Efficacy and safety of one-month DAPT followed by 23-month ticagrelor monotherapy in patients undergoing proximal LAD stenting: Insights from the GLOBAL LEADERS trial

Backgrounds Data on optimal antiplatelet therapy in patients undergoing stenting of the proximal left anterior descending artery (LAD) are limited. Methods This is a post-hoc analysis of the GLOBAL LEADERS trial, a prospective, multi-center, randomized controlled trial, comparing the experimental strategy (1-month dual anti-platelet therapy [DAPT] followed by 23-month ticagrelor monotherapy) with the reference regimen (12-month DAPT followed by 12-month aspirin monotherapy) in relation to stenting of the proximal LAD. The primary endpoint was the composite of all-cause death or new Q-wave myocardial infarction (MI) and key secondary safety endpoint was Bleeding Academic Research Consortium (BARC) type 3 or 5 bleeding at two years. Results Among 15,845 patients included in the analysis, 3823 (23.9%) patients underwent stenting of the proximal LAD, while 12,022 (75.2%) did not. In the proximal LAD stenting group, there was no significant difference in the risk of the primary endpoint between the two antiplatelet strategies (3.38% vs. 3.93%; hazard ratio [HR]:0.86; 95% CI:0.62–1.20; Pinteraction = 0.951).
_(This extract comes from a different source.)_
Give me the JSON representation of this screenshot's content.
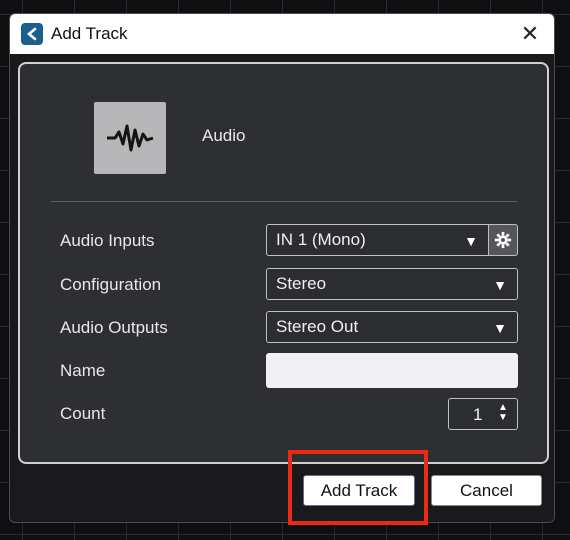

However, the risk of any MI (2.63% vs. 3.88%; HR:0.68; 95% CI:0.47–0.97; Pinteraction = 0.015) and any revascularization (7.84% vs. 9.94%; HR:0.78; 95% CI:0.63–0.97; Pinteraction = 0.058) was significantly lower in the experimental strategy group, while demonstrating a similar risk of BARC type 3 or 5 bleeding between the two antiplatelet strategies (1.93% vs. 1.99%; HR:0.98; 95% CI:0.62–1.54; Pinteraction = 0.981). Conclusions The present study showed patients having stenting to the proximal LAD could potentially benefit from the experimental strategy with lower ischaemic events without a trade-off in major bleeding at two years.